Isn’t this supposed to be a blessed event, intensely quiet and personal time in the innermost sanctum of the nuclear family? Why in the name of Pele would you want the whole fraternity house, getting drunk, cheering on your spouse and urinating into the potted plant?
This is probably her idea, not his. According to the Post, “At the Sao Luiz private hospital in Sao Paulo, a mother-to-be can get her hair and makeup done in her hospital room. For 2,000 reals per day — about $500 — her family can rent out the presidential suite, with a living room and bathroom for guests, a balcony and minibar. Mothers can request their favorite flowers and magazines, and even change the furniture if it clashes with their planned decorations. A 22-story maternity ward now under construction will include a wine cellar and ballroom.”
For all this extravagance, $500 a day seems cheap. An American hospital would charge you — well, your first born child. Really, what can you get in an American hospital for $500 besides an Ace bandage?

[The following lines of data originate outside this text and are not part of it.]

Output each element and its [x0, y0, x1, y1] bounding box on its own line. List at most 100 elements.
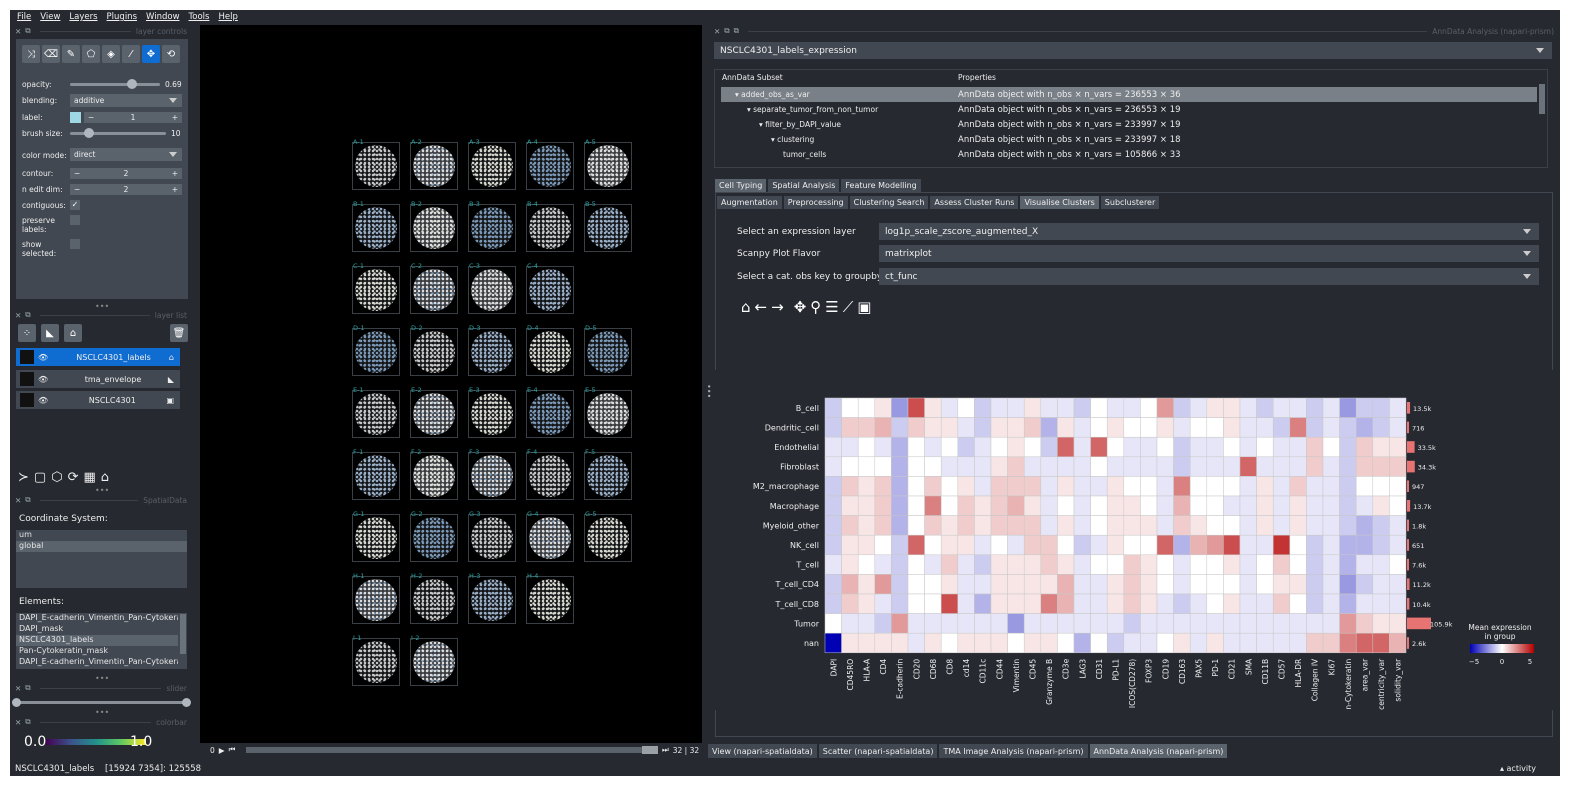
plus-icon[interactable]: +	[172, 169, 178, 178]
step-end-icon[interactable]: ⏭	[662, 745, 669, 755]
zoom-icon[interactable]: ⚲	[810, 298, 821, 316]
polygon-icon[interactable]: ⬠	[82, 45, 100, 63]
n-edit-dim-spinbox[interactable]: − 2 +	[70, 184, 182, 195]
menu-plugins[interactable]: Plugins	[107, 12, 137, 22]
element-item[interactable]: NSCLC4301_labels	[16, 635, 178, 646]
viewer-canvas[interactable]: A-1 A-2 A-3 A-4 A-5 B-1 B-2 B-3 B-4 B-5 C-1 C-2 C-3 C…	[200, 25, 702, 743]
float-icon[interactable]: ⧉	[25, 310, 30, 320]
element-item[interactable]: DAPI_E-cadherin_Vimentin_Pan-Cytokerati	[16, 657, 178, 668]
opacity-slider-knob[interactable]	[127, 79, 138, 89]
close-icon[interactable]: ✕	[714, 27, 720, 36]
play-icon[interactable]: ▶	[219, 746, 225, 755]
tree-item-name[interactable]: ▾ clustering	[771, 132, 814, 147]
close-icon[interactable]: ✕	[15, 718, 21, 727]
tab-augmentation[interactable]: Augmentation	[717, 196, 782, 209]
slider-knob-right[interactable]	[182, 698, 191, 707]
menu-help[interactable]: Help	[218, 12, 237, 22]
color-mode-select[interactable]: direct	[70, 148, 182, 161]
menu-window[interactable]: Window	[146, 12, 180, 22]
tree-item-name[interactable]: ▾ separate_tumor_from_non_tumor	[747, 102, 878, 117]
tab-clustering-search[interactable]: Clustering Search	[849, 196, 929, 209]
shuffle-icon[interactable]: ⤨	[22, 45, 40, 63]
close-icon[interactable]: ✕	[15, 496, 21, 505]
step-start-icon[interactable]: ⏮	[229, 745, 236, 755]
menu-tools[interactable]: Tools	[189, 12, 210, 22]
dims-slider[interactable]	[246, 747, 646, 753]
tree-item-name[interactable]: tumor_cells	[783, 147, 826, 162]
menu-view[interactable]: View	[40, 12, 60, 22]
float-icon[interactable]: ⧉	[25, 495, 30, 505]
close-icon[interactable]: ✕	[15, 311, 21, 320]
paint-brush-icon[interactable]: ✎	[62, 45, 80, 63]
scrollbar[interactable]	[180, 614, 186, 654]
dims-slider-handle[interactable]	[642, 746, 658, 754]
contour-spinbox[interactable]: − 2 +	[70, 168, 182, 179]
home-icon[interactable]: ⌂	[741, 298, 751, 316]
new-labels-icon[interactable]: ⌂	[64, 324, 82, 342]
minus-icon[interactable]: −	[88, 113, 94, 122]
tree-item-name[interactable]: ▾ added_obs_as_var	[735, 87, 810, 102]
tree-item-name[interactable]: ▾ filter_by_DAPI_value	[759, 117, 841, 132]
float-icon[interactable]: ⧉	[25, 26, 30, 36]
configure-subplots-icon[interactable]: ☰	[825, 298, 838, 316]
eraser-icon[interactable]: ⌫	[42, 45, 60, 63]
dock-tab-scatter-spatialdata[interactable]: Scatter (napari-spatialdata)	[818, 744, 938, 758]
console-icon[interactable]: ≻	[18, 470, 29, 485]
dock-tab-tma-image-analysis[interactable]: TMA Image Analysis (napari-prism)	[939, 744, 1088, 758]
close-icon[interactable]: ✕	[15, 684, 21, 693]
plot-flavor-select[interactable]: matrixplot	[879, 245, 1539, 262]
element-item[interactable]: DAPI_E-cadherin_Vimentin_Pan-Cytokerati	[16, 613, 178, 624]
splitter-handle[interactable]: •••	[95, 708, 109, 717]
close-icon[interactable]: ✕	[15, 27, 21, 36]
save-icon[interactable]: ▣	[857, 298, 871, 316]
tab-subclusterer[interactable]: Subclusterer	[1100, 196, 1160, 209]
grid-icon[interactable]: ▦	[83, 470, 95, 485]
show-selected-checkbox[interactable]	[70, 239, 80, 249]
slider-track[interactable]	[16, 701, 188, 704]
minus-icon[interactable]: −	[74, 185, 80, 194]
new-shapes-icon[interactable]: ◣	[41, 324, 59, 342]
slider-knob-left[interactable]	[12, 698, 21, 707]
expression-layer-select[interactable]: log1p_scale_zscore_augmented_X	[879, 223, 1539, 240]
tab-preprocessing[interactable]: Preprocessing	[783, 196, 848, 209]
plus-icon[interactable]: +	[172, 185, 178, 194]
back-arrow-icon[interactable]: ←	[755, 298, 768, 316]
menu-layers[interactable]: Layers	[69, 12, 97, 22]
float-icon[interactable]: ⧉	[25, 717, 30, 727]
element-item[interactable]: DAPI_mask	[16, 624, 187, 635]
square-icon[interactable]: ▢	[34, 470, 46, 485]
pan-icon[interactable]: ✥	[794, 298, 807, 316]
float-icon[interactable]: ⧉	[724, 26, 729, 36]
home-icon[interactable]: ⌂	[101, 470, 109, 485]
anndata-select[interactable]: NSCLC4301_labels_expression	[714, 42, 1552, 59]
rotate-icon[interactable]: ⟳	[68, 470, 79, 485]
undock-icon[interactable]: ⧉	[734, 26, 739, 36]
cube-icon[interactable]: ⬡	[51, 470, 62, 485]
coord-item-um[interactable]: um	[16, 530, 187, 541]
fill-bucket-icon[interactable]: ◈	[102, 45, 120, 63]
edit-axes-icon[interactable]: ⟋	[843, 298, 854, 316]
delete-layer-icon[interactable]: 🗑	[170, 324, 188, 342]
forward-arrow-icon[interactable]: →	[771, 298, 784, 316]
tab-spatial-analysis[interactable]: Spatial Analysis	[768, 179, 840, 192]
minus-icon[interactable]: −	[74, 169, 80, 178]
tab-cell-typing[interactable]: Cell Typing	[715, 179, 767, 192]
layer-item-envelope[interactable]: 👁 tma_envelope ◣	[16, 370, 180, 388]
activity-button[interactable]: ▴ activity	[1500, 764, 1536, 773]
splitter-handle[interactable]: •••	[95, 674, 109, 683]
layer-item-labels[interactable]: 👁 NSCLC4301_labels ⌂	[16, 348, 180, 366]
menu-file[interactable]: File	[17, 12, 31, 22]
transform-icon[interactable]: ⟲	[162, 45, 180, 63]
element-item[interactable]: Pan-Cytokeratin_mask	[16, 646, 187, 657]
coord-item-global[interactable]: global	[16, 541, 187, 552]
scrollbar[interactable]	[1539, 84, 1545, 114]
label-spinbox[interactable]: − 1 +	[84, 112, 182, 123]
float-icon[interactable]: ⧉	[25, 683, 30, 693]
eye-icon[interactable]: 👁	[38, 353, 48, 362]
layer-item-image[interactable]: 👁 NSCLC4301 ▣	[16, 391, 180, 409]
splitter-handle[interactable]: •••	[95, 486, 109, 495]
tab-feature-modelling[interactable]: Feature Modelling	[841, 179, 921, 192]
tab-assess-cluster-runs[interactable]: Assess Cluster Runs	[930, 196, 1019, 209]
preserve-labels-checkbox[interactable]	[70, 215, 80, 225]
brush-slider-knob[interactable]	[84, 128, 95, 138]
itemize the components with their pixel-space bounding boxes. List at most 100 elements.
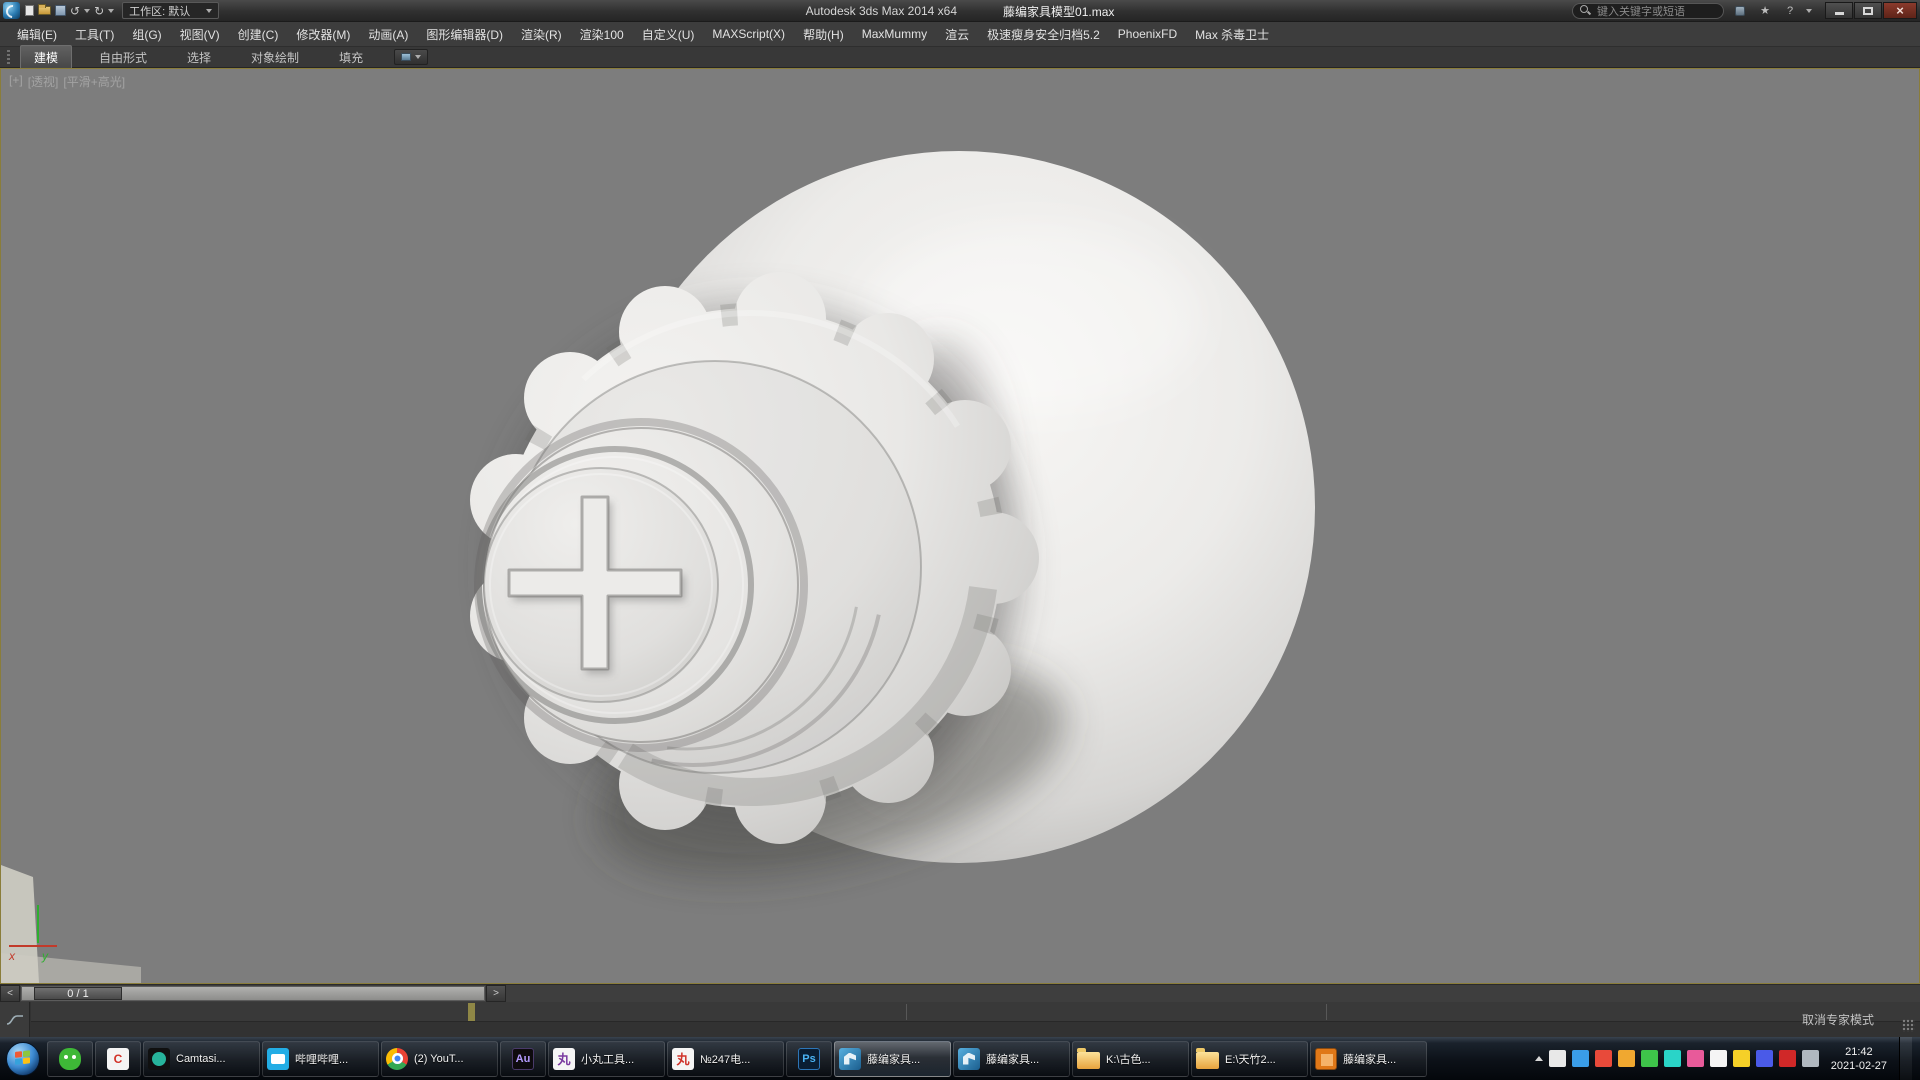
tray-icon[interactable] — [1618, 1050, 1635, 1067]
menu-item-renderbus[interactable]: 渲云 — [936, 23, 978, 46]
help-icon[interactable]: ? — [1781, 3, 1799, 19]
menu-item-maxscript[interactable]: MAXScript(X) — [703, 24, 794, 44]
tab-freeform[interactable]: 自由形式 — [86, 46, 160, 69]
menu-item-group[interactable]: 组(G) — [123, 23, 170, 46]
wechat-icon — [59, 1048, 81, 1070]
ribbon-display-toggle[interactable] — [394, 49, 428, 65]
menu-item-customize[interactable]: 自定义(U) — [633, 23, 704, 46]
task-c-app[interactable]: C — [95, 1041, 141, 1077]
3dsmax-logo[interactable] — [3, 2, 20, 19]
ribbon-tabs: 建模 自由形式 选择 对象绘制 填充 — [0, 46, 1920, 68]
task-folder-e[interactable]: E:\天竹2... — [1191, 1041, 1308, 1077]
c-app-icon: C — [107, 1048, 129, 1070]
curve-icon — [6, 1014, 24, 1026]
tray-icon[interactable] — [1756, 1050, 1773, 1067]
tray-icon[interactable] — [1710, 1050, 1727, 1067]
favorites-star-icon[interactable]: ★ — [1756, 3, 1774, 19]
task-max-orange[interactable]: 藤编家具... — [1310, 1041, 1427, 1077]
windows-logo-icon — [6, 1042, 40, 1076]
ribbon-grip-icon[interactable] — [7, 50, 10, 64]
task-chrome-youtube[interactable]: (2) YouT... — [381, 1041, 498, 1077]
task-xiaowan-tools[interactable]: 丸 小丸工具... — [548, 1041, 665, 1077]
menu-item-views[interactable]: 视图(V) — [171, 23, 229, 46]
current-frame-marker[interactable] — [468, 1003, 475, 1021]
show-desktop-button[interactable] — [1899, 1037, 1912, 1080]
time-slider-row: < 0 / 1 > — [0, 984, 1920, 1002]
task-3dsmax-1[interactable]: 藤编家具... — [834, 1041, 951, 1077]
task-bilibili[interactable]: 哔哩哔哩... — [262, 1041, 379, 1077]
close-button[interactable]: × — [1883, 2, 1917, 19]
time-slider-track[interactable]: 0 / 1 — [21, 986, 485, 1001]
viewport[interactable]: [+] [透视] [平滑+高光] x y — [0, 68, 1920, 984]
undo-history-caret-icon[interactable] — [84, 9, 90, 13]
tray-icon[interactable] — [1549, 1050, 1566, 1067]
tab-selection[interactable]: 选择 — [174, 46, 224, 69]
track-bar-ruler[interactable] — [31, 1002, 1920, 1022]
redo-icon[interactable]: ↻ — [94, 3, 104, 19]
open-file-icon[interactable] — [38, 3, 51, 19]
clock-time: 21:42 — [1845, 1045, 1873, 1059]
menu-item-tools[interactable]: 工具(T) — [66, 23, 123, 46]
tray-icon[interactable] — [1595, 1050, 1612, 1067]
help-caret-icon[interactable] — [1806, 9, 1812, 13]
menu-item-rendering[interactable]: 渲染(R) — [512, 23, 571, 46]
task-wechat[interactable] — [47, 1041, 93, 1077]
tray-icon[interactable] — [1641, 1050, 1658, 1067]
task-folder-k[interactable]: K:\古色... — [1072, 1041, 1189, 1077]
tab-modeling[interactable]: 建模 — [20, 45, 72, 69]
tab-object-paint[interactable]: 对象绘制 — [238, 46, 312, 69]
menu-item-help[interactable]: 帮助(H) — [794, 23, 853, 46]
3dsmax-icon — [839, 1048, 861, 1070]
menu-item-edit[interactable]: 编辑(E) — [8, 23, 66, 46]
menu-item-modifiers[interactable]: 修改器(M) — [287, 23, 359, 46]
tray-icon[interactable] — [1802, 1050, 1819, 1067]
tab-populate[interactable]: 填充 — [326, 46, 376, 69]
mini-curve-editor-button[interactable] — [0, 1002, 30, 1037]
viewport-menu-plus[interactable]: [+] — [9, 73, 23, 90]
chevron-down-icon — [206, 9, 212, 13]
search-placeholder: 键入关键字或短语 — [1597, 3, 1685, 19]
new-file-icon[interactable] — [25, 3, 34, 19]
menu-item-graph-editors[interactable]: 图形编辑器(D) — [417, 23, 512, 46]
clock[interactable]: 21:42 2021-02-27 — [1831, 1045, 1887, 1073]
start-button[interactable] — [0, 1037, 46, 1080]
previous-frame-button[interactable]: < — [0, 985, 20, 1002]
minimize-button[interactable] — [1825, 2, 1853, 19]
task-3dsmax-2[interactable]: 藤编家具... — [953, 1041, 1070, 1077]
tray-icon[interactable] — [1664, 1050, 1681, 1067]
tray-expand-icon[interactable] — [1535, 1056, 1543, 1061]
quick-access-toolbar: ↺ ↻ — [25, 3, 114, 19]
clock-date: 2021-02-27 — [1831, 1059, 1887, 1073]
viewport-menu-shading[interactable]: [平滑+高光] — [63, 73, 125, 90]
tray-icon[interactable] — [1779, 1050, 1796, 1067]
time-slider-handle[interactable]: 0 / 1 — [34, 987, 122, 1000]
communication-center-icon[interactable] — [1731, 3, 1749, 19]
save-file-icon[interactable] — [55, 3, 66, 19]
redo-history-caret-icon[interactable] — [108, 9, 114, 13]
search-input[interactable]: 键入关键字或短语 — [1572, 3, 1724, 19]
workspace-selector[interactable]: 工作区: 默认 — [122, 2, 219, 19]
menu-item-max-antivirus[interactable]: Max 杀毒卫士 — [1186, 23, 1278, 46]
menu-item-phoenixfd[interactable]: PhoenixFD — [1109, 24, 1186, 44]
maximize-button[interactable] — [1854, 2, 1882, 19]
menu-item-maxmummy[interactable]: MaxMummy — [853, 24, 936, 44]
menu-item-create[interactable]: 创建(C) — [229, 23, 288, 46]
app-title: Autodesk 3ds Max 2014 x64 — [806, 4, 957, 18]
next-frame-button[interactable]: > — [486, 985, 506, 1002]
tray-icon[interactable] — [1687, 1050, 1704, 1067]
tray-icon[interactable] — [1733, 1050, 1750, 1067]
task-audition[interactable]: Au — [500, 1041, 546, 1077]
tray-icon[interactable] — [1572, 1050, 1589, 1067]
axis-x-label: x — [9, 949, 15, 963]
menu-item-animation[interactable]: 动画(A) — [359, 23, 417, 46]
task-xiaowan-247[interactable]: 丸 №247电... — [667, 1041, 784, 1077]
cancel-expert-mode-link[interactable]: 取消专家模式 — [1802, 1002, 1874, 1037]
axis-x-line — [9, 945, 57, 947]
folder-icon — [1077, 1052, 1100, 1069]
viewport-menu-view[interactable]: [透视] — [28, 73, 59, 90]
menu-item-render100[interactable]: 渲染100 — [571, 23, 633, 46]
undo-icon[interactable]: ↺ — [70, 3, 80, 19]
menu-item-slim-archive[interactable]: 极速瘦身安全归档5.2 — [978, 23, 1109, 46]
task-camtasia[interactable]: Camtasi... — [143, 1041, 260, 1077]
task-photoshop[interactable]: Ps — [786, 1041, 832, 1077]
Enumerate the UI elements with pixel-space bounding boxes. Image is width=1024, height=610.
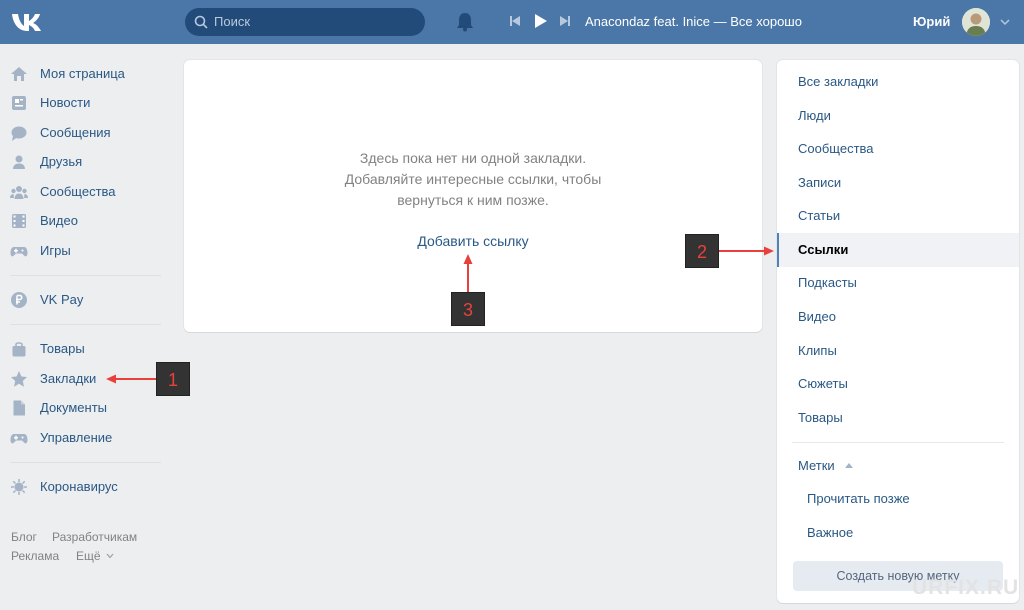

I am aware that Europeans do things differently, with their nude laundromats and their weird breakfasts and their invasion of your personal space, but sheesh. It’s a matter of time before copycat Americans, who think it makes them look suave, latch on to this radical idea, which makes Elizabeth Warren’s look like the Coolidge administration. (I am also aware that Brazil isn’t in Europe, but in today’s politics, a foreigner is a foreigner, right?)
The French thought Marie Antoinette was a snob because she refused to give birth in public, but at least they had a reason — they wanted to make sure the heir to the throne was actually a live birth and not some changeling.
But face it, we’re not all giving birth to the dauphin. And to that point, doesn’t this put a lot of pressure on the child? What if you throw this big celebration and then he turns out to be a cheese-fries-eating Uber driver?
My fear is that this won’t stop at child births. Especially if profit-minded American medicine gets hold of it. I can see the day when they rent out the operating room for pet parties where everyone gets to spay their own cat.
You know how women are with events. It’s just a matter of time before she pops a surprise colonoscopy party on you. You’re just about to go under and she says, “Look, honey, I invited all your friends!”
You’re going to need that wine cellar.